Since $H$ is a discrete normal subgroup of $G$, $gH = Hg$ for all $g \in G$ and for any $h \in H$, $\{h\}$ is an open neighborhood of $h$.
I want to show that for any $\overline g \in G/H$ there exists an open neighborhood $U$ in $G/H$ such that $p^{-1}(U) = \displaystyle \bigcup_i S_i$ a disjoint union of open sets in $G$ such that $p \vert_{S_i} : S_i \to U$ is a homeomorphism, i.e., bijective, continuous and its inverse is continuous.
I found this problem in Rotman's Homological Algebra, in a section on sheaves. (I don't have much topo background, but this looks like an interesting problem and I haven't been able to figure it out).

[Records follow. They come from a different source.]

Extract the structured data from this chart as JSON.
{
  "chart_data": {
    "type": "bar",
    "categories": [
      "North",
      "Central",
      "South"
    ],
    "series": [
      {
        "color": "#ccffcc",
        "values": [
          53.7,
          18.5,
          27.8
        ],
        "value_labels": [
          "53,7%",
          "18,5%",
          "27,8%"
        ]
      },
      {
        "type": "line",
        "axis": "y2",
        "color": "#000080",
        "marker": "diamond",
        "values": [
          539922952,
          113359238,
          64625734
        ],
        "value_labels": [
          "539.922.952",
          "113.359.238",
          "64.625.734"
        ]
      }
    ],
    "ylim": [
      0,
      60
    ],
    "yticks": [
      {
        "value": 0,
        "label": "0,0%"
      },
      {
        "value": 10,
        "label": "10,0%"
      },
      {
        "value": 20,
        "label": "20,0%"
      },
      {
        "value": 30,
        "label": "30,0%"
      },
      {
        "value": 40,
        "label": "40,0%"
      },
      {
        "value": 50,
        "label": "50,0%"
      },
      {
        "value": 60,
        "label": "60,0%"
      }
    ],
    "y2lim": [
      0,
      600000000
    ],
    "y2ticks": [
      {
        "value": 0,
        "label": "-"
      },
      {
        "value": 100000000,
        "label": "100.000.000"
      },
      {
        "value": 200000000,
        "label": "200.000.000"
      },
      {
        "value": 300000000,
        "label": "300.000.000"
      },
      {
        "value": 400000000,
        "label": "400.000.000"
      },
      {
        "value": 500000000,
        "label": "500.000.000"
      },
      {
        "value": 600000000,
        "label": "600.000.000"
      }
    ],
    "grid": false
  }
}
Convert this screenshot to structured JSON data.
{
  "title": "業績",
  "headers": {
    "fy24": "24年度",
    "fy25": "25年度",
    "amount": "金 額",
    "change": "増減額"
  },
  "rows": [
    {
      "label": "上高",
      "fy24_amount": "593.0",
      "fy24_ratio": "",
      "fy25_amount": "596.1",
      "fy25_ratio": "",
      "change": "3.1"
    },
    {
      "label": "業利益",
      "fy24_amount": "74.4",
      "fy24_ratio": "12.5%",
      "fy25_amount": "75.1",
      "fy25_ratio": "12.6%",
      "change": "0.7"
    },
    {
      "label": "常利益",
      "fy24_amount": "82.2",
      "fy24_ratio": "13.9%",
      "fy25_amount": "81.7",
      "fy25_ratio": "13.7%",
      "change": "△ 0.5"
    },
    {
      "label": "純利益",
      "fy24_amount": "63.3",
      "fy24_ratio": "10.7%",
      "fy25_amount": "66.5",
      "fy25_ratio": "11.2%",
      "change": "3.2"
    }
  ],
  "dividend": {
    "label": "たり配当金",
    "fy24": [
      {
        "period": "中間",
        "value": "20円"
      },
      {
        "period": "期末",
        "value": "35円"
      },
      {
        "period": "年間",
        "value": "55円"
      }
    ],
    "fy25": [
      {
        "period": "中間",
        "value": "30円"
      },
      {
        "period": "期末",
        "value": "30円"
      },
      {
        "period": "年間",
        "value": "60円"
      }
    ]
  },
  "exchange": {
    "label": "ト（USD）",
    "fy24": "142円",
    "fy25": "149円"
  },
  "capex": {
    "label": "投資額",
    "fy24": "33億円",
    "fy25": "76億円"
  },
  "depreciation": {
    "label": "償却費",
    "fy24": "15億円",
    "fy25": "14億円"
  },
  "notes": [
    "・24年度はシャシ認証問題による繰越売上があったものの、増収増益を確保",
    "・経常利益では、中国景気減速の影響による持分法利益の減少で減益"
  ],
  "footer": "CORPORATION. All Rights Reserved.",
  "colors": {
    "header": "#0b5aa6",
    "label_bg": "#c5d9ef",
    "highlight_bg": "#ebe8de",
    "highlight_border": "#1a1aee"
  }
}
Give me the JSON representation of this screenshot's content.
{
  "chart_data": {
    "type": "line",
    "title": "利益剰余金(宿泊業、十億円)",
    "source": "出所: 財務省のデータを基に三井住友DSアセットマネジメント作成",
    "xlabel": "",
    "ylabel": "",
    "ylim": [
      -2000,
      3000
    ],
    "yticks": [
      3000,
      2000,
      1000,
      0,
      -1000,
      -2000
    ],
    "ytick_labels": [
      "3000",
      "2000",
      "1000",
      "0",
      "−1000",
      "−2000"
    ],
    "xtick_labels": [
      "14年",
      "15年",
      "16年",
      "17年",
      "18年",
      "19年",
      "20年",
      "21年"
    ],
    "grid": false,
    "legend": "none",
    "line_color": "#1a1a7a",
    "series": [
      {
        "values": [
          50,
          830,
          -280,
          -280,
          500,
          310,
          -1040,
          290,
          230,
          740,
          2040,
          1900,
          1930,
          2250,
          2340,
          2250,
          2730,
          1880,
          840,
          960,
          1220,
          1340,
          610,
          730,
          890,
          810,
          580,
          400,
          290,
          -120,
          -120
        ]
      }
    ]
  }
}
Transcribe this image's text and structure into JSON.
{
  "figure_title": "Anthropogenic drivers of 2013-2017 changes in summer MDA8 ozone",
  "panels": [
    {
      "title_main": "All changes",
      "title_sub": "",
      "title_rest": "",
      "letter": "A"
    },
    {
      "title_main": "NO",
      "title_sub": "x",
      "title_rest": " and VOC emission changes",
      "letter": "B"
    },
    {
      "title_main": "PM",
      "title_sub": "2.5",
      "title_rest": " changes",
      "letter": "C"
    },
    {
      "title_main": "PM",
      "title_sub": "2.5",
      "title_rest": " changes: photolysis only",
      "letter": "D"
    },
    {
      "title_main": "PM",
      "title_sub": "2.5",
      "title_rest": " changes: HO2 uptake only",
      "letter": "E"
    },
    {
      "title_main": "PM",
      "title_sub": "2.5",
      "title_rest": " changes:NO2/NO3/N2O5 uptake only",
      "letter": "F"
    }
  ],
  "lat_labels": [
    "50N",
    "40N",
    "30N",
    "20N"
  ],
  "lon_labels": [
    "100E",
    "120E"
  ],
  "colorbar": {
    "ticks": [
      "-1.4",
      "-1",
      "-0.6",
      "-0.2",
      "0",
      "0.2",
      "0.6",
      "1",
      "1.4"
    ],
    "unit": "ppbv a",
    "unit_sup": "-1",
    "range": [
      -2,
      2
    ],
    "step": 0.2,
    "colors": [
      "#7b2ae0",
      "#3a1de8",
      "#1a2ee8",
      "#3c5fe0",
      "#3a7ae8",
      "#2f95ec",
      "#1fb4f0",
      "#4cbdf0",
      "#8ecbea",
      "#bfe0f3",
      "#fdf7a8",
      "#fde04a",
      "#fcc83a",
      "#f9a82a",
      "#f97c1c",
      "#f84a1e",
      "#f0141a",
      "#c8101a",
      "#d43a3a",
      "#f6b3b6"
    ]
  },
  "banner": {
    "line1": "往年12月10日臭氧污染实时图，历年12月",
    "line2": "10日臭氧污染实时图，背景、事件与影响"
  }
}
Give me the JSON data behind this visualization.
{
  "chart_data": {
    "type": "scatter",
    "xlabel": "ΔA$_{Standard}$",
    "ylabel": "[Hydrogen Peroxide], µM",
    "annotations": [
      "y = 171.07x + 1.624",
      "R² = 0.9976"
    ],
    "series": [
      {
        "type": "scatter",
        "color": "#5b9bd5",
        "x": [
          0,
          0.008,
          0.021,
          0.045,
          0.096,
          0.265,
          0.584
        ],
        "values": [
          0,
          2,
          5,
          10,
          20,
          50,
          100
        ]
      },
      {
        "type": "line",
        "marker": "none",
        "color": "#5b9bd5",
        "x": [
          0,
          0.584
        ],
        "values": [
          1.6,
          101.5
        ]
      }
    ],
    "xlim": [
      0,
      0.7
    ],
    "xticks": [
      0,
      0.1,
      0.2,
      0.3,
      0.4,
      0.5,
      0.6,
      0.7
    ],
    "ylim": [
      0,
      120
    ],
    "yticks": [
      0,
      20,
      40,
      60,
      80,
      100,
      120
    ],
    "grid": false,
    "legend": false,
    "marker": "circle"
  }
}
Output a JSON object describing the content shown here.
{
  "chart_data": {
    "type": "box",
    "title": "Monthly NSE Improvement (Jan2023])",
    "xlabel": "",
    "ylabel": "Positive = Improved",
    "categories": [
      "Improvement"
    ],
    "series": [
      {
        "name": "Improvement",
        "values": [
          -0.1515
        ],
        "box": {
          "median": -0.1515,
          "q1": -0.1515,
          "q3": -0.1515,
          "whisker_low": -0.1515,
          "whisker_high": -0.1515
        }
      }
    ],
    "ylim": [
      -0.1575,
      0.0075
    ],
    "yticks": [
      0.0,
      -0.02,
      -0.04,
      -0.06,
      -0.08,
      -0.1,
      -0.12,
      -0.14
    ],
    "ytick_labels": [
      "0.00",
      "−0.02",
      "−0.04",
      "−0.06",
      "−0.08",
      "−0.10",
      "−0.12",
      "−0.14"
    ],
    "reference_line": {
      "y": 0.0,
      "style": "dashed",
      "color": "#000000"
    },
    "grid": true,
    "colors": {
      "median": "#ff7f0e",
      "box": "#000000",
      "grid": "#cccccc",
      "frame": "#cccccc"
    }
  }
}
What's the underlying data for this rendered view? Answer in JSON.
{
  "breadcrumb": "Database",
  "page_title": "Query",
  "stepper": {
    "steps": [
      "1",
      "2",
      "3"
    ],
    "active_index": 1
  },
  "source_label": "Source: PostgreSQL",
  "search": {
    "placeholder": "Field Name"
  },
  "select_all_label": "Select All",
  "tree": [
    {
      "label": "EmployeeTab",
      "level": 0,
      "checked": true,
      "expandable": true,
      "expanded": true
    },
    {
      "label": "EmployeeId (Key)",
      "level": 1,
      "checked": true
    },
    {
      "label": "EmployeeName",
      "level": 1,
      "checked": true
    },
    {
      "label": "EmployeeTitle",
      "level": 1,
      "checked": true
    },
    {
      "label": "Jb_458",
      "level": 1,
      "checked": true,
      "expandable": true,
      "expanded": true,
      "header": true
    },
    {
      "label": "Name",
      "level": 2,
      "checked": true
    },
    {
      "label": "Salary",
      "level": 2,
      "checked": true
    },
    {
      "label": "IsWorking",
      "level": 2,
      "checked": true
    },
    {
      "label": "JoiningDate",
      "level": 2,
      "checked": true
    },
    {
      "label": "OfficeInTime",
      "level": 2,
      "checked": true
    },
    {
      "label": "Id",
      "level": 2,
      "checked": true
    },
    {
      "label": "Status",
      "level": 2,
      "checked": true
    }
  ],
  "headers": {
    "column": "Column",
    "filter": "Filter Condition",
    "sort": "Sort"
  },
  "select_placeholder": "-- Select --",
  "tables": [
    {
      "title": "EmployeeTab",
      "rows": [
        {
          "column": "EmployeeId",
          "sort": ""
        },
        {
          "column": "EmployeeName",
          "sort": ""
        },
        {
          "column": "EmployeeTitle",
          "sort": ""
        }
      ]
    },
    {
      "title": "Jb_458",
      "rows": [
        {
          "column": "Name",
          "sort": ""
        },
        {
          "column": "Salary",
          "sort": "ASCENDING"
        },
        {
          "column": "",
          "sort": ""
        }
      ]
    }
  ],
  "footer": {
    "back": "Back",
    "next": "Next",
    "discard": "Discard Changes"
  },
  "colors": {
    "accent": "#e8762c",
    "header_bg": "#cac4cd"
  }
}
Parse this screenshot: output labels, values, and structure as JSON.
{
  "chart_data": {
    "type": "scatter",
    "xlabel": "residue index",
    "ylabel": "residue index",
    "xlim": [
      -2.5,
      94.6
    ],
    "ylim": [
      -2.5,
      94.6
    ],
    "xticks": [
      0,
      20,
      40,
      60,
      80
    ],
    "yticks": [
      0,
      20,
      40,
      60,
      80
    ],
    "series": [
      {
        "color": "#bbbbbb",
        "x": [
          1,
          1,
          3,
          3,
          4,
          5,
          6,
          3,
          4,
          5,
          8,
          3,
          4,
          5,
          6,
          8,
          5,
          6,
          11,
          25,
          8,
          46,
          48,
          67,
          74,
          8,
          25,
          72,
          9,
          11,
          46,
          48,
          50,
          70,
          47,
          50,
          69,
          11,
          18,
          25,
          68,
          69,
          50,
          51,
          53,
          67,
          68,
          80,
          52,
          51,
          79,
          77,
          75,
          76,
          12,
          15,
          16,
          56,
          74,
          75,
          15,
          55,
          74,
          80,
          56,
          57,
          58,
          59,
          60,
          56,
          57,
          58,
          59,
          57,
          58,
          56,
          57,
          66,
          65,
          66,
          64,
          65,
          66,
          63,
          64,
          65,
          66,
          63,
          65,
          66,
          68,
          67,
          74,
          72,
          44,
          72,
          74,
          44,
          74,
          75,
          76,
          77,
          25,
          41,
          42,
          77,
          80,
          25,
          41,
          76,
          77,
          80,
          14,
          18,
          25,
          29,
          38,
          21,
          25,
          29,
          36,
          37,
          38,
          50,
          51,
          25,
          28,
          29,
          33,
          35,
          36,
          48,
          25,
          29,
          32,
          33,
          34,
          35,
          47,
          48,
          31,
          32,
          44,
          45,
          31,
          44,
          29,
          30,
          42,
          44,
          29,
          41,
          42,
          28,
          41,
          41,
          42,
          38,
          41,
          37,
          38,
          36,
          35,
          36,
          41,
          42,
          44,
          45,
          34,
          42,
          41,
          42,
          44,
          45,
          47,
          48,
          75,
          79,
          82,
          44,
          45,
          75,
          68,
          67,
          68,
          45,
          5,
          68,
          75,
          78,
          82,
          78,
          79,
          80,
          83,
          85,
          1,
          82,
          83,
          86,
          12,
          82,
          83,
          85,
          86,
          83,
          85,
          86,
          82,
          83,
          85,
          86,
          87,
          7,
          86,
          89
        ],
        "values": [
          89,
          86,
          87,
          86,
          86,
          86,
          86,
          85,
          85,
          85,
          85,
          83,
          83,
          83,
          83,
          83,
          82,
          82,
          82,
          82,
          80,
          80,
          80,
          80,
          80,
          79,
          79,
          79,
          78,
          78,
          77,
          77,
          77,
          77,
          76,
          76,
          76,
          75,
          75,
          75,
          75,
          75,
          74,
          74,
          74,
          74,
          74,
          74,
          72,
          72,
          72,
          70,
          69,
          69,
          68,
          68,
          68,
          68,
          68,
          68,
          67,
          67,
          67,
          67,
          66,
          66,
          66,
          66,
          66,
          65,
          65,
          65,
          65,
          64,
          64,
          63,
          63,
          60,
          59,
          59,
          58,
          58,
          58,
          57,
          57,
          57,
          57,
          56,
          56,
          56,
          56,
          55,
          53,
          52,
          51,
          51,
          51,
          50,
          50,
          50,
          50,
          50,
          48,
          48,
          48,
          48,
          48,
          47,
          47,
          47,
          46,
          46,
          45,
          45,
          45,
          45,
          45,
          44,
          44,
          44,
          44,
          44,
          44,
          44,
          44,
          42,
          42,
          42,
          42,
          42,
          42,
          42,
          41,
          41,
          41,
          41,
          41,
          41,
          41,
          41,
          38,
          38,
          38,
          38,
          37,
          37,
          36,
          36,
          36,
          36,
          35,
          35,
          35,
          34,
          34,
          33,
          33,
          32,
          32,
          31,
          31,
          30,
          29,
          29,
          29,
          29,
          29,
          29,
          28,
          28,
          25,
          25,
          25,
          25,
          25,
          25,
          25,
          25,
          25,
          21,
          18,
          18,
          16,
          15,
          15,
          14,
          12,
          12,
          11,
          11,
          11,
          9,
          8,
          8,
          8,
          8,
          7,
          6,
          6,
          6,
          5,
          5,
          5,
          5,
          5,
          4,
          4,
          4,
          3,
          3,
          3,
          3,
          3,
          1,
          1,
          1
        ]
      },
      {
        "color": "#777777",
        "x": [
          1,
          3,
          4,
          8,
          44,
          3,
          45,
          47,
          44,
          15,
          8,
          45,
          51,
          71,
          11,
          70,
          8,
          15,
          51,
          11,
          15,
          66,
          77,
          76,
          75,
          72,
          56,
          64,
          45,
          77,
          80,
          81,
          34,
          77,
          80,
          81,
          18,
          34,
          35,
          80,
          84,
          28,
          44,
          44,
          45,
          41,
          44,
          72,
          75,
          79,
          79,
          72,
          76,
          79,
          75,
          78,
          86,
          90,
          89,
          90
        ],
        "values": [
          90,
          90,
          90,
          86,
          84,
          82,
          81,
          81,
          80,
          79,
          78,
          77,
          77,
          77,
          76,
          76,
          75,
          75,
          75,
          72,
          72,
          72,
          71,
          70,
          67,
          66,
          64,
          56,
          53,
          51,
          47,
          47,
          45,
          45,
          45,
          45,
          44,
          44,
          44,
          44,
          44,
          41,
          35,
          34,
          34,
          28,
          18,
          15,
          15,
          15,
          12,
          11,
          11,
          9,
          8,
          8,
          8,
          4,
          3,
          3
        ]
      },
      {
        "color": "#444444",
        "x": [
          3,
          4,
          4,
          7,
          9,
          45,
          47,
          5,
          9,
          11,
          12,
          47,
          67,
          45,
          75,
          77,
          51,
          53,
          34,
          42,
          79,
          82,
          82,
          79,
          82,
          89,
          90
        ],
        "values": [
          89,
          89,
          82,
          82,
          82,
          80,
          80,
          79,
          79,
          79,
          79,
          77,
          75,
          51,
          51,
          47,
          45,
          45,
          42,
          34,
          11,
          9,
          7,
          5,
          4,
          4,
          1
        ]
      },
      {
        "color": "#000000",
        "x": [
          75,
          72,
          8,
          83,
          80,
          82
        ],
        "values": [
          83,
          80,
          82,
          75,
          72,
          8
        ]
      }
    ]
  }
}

What seems like a natural approach here is to construct an open neighborhood of $\overline g$ in $G/H$ and show it satisfies these properties. I am having trouble with this, any hints/sketch, etc? How would you go about approaching this problem?
It's all rather straightforward once you know that $p \colon G \to G/H$ is an open map. Apart from that, we will need one special (open) neighbourhood of $1 \in G$.
Since $H$ is discrete, there is a neighbourhood $W$ of $1$ with $W \cap H = \{1\}$. Now let $V$ be an open symmetric (meaning $V^{-1} = V$) neighbourhood of $1$ with $V\cdot V \subset W$.
Then for any $g \in G$ we have $p(V\cdot g)$ an open neighbourhood of $p(g)$, and
$$p^{-1}(p(V\cdot g)) = \bigcup_{h \in H} V\cdot gh$$
is the decomposition we want.
If $v_1 g h_1 = v_2 g h_2$ with $v_1, v_2 \in V$ and $h_1, h_2 \in H$, then
$$v_1^{-1}v_2 = g h_1 h_2^{-1} g^{-1} \in V^{-1}\cdot V \cap H = \{1\},$$
so $v_1 = v_2$ and $h_1 = h_2$, hence the different $V\cdot gh$ are disjoint. This also shows that $p\lvert_{V\cdot gh}$ is injective, since if $p(v_1gh) = p(v_2gh)$, then there is a $h' \in H$ with $v_1 gh = v_2 ghh'$.
For each $h \in H$, the restriction $p\lvert_{V\cdot gh} \colon V\cdot gh \to p(V\cdot g)$ is bijective, continuous and open, hence a homeomorphism.
To see that $p$ is open, note that $U \subset G/H$ is open if and only if $p^{-1}(U)$ is open in $G$ by the definition of the quotient topology, and for $W \subset G$ open, we have $p^{-1}(p(W)) = \bigcup\limits_{h\in H} W\cdot h$ a union of open sets, hence open.
It is worth noting, in case it isn't already known, that the quotient topology makes $G/H$ a topological group, and since $H$ is discrete, it is closed, therefore $G/H$ is a $T_1$ space, and for topological groups, that implies that it is a Hausdorff space (even if $G$ isn't Hausdorff, the quotient by a closed normal subgroup is always Hausdorff).